The role of Akt-GSK-3beta signaling and synaptic strength in phencyclidine-induced neurodegeneration.

N-methyl-D-aspartate (NMDA) receptor antagonists such as phencyclidine (PCP) can induce positive and negative symptoms of schizophrenia in humans and related effects in rodents. PCP treatment of developing rats induces apoptotic neurodegeneration and behavioral deficits later in life that mimic some symptoms of schizophrenia. The precise mechanism of PCP-induced neural degeneration is unknown.
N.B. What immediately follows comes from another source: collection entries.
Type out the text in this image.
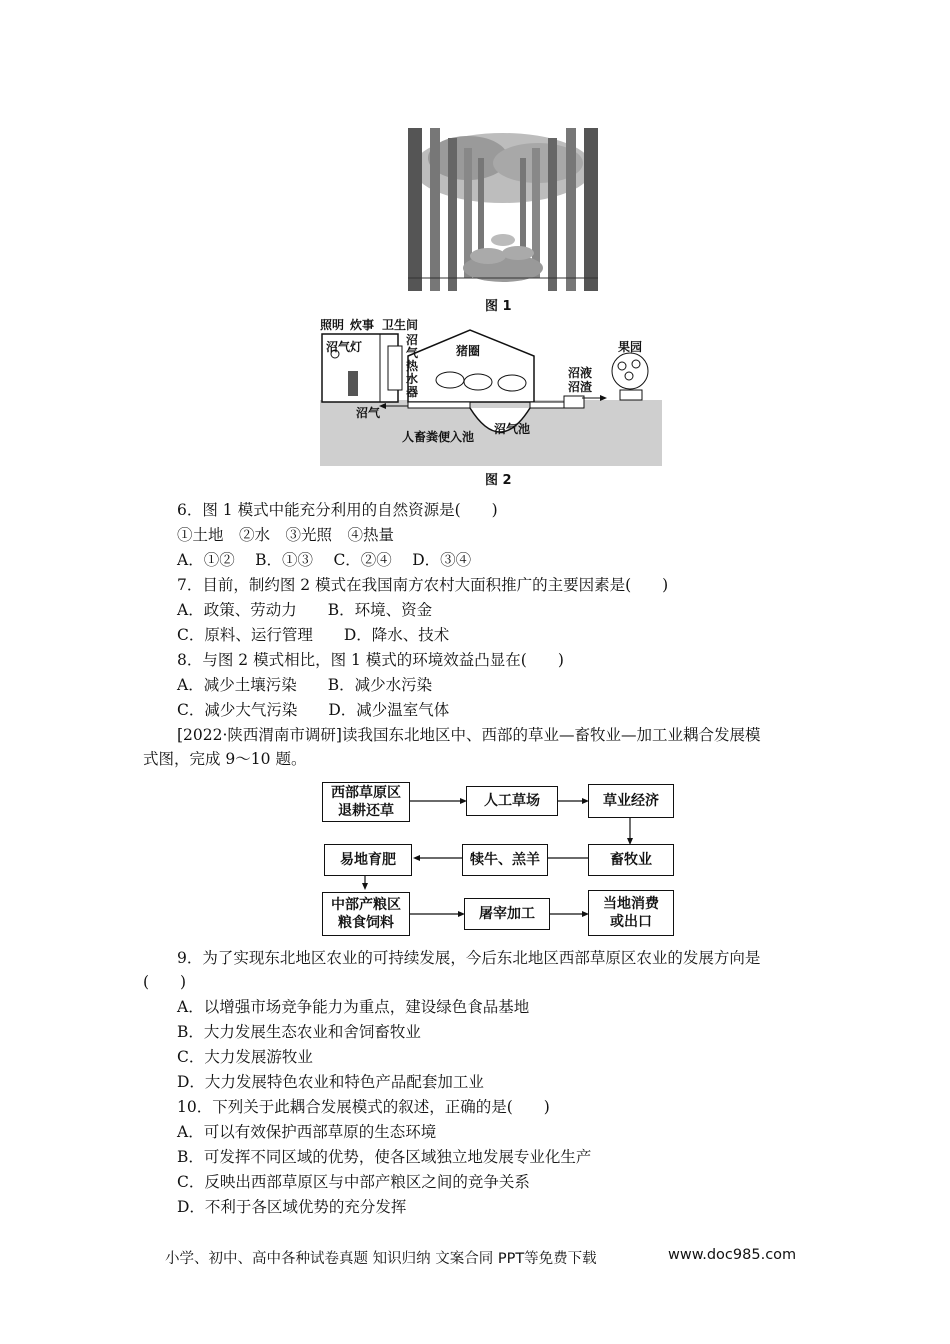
图 1
照明 炊事 卫生间
沼气灯	沼气热水器
猪圈	果园
沼液
沼渣
沼气
人畜粪便入池
沼气池
图 2
6．图 1 模式中能充分利用的自然资源是(　　)
①土地　②水　③光照　④热量
A．①②　 B．①③　 C．②④　 D．③④
7．目前，制约图 2 模式在我国南方农村大面积推广的主要因素是(　　)
A．政策、劳动力　　B．环境、资金
C．原料、运行管理　　D．降水、技术
8．与图 2 模式相比，图 1 模式的环境效益凸显在(　　)
A．减少土壤污染　　B．减少水污染
C．减少大气污染　　D．减少温室气体
[2022·陕西渭南市调研]读我国东北地区中、西部的草业—畜牧业—加工业耦合发展模
式图，完成 9～10 题。
西部草原区
退耕还草
人工草场	草业经济
畜牧业
犊牛、羔羊
易地育肥
中部产粮区
粮食饲料
屠宰加工
当地消费
或出口
9．为了实现东北地区农业的可持续发展，今后东北地区西部草原区农业的发展方向是
(　　)
A．以增强市场竞争能力为重点，建设绿色食品基地
B．大力发展生态农业和舍饲畜牧业
C．大力发展游牧业
D．大力发展特色农业和特色产品配套加工业
10．下列关于此耦合发展模式的叙述，正确的是(　　)
A．可以有效保护西部草原的生态环境
B．可发挥不同区域的优势，使各区域独立地发展专业化生产
C．反映出西部草原区与中部产粮区之间的竞争关系
D．不利于各区域优势的充分发挥
小学、初中、高中各种试卷真题 知识归纳 文案合同 PPT等免费下载	www.doc985.com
This study used selective antagonists, siRNA, and Western analysis to investigate the role of the Akt-glycogen synthase kinase-3beta (GSK-3beta) pathway in PCP-induced neuronal apoptosis in both neuronal culture and postnatal day 7 rats. PCP administration in vivo and in vitro reduced the phosphorylation of Akt Ser427 and GSK-3beta Ser9, decreasing Akt activity and increasing GSK-3beta activity. The alteration of Akt-GSK-3beta signaling parallels the temporal profile of caspase-3 activation by PCP. Reducing GSK-3beta activity by application of selective inhibitors or depletion of GSK-3beta by siRNA attenuates caspase-3 activity and blocks PCP-induced neurotoxicity. Moreover, increasing synaptic strength by either activation of L-type calcium channels with BAY K8644 or potentiation of synaptic NMDA receptors with either a low concentration of NMDA or bicuculline plus 4-aminopyridine completely blocks PCP-induced cell death by increasing Akt phosphorylation. These neuroprotective effects are associated with activation of phosphoinositide-3-kinase-Akt signaling, and to a lesser extent, the MAPK signaling pathway. Overall, these data suggest that PCP-induced hypofunction of synaptic NMDA receptors impairs the Akt-GSK-3beta cascade, which is necessary for neuronal survival during development, and that interference with this cascade by PCP or natural factors may contribute to neural pathologies, perhaps including schizophrenia.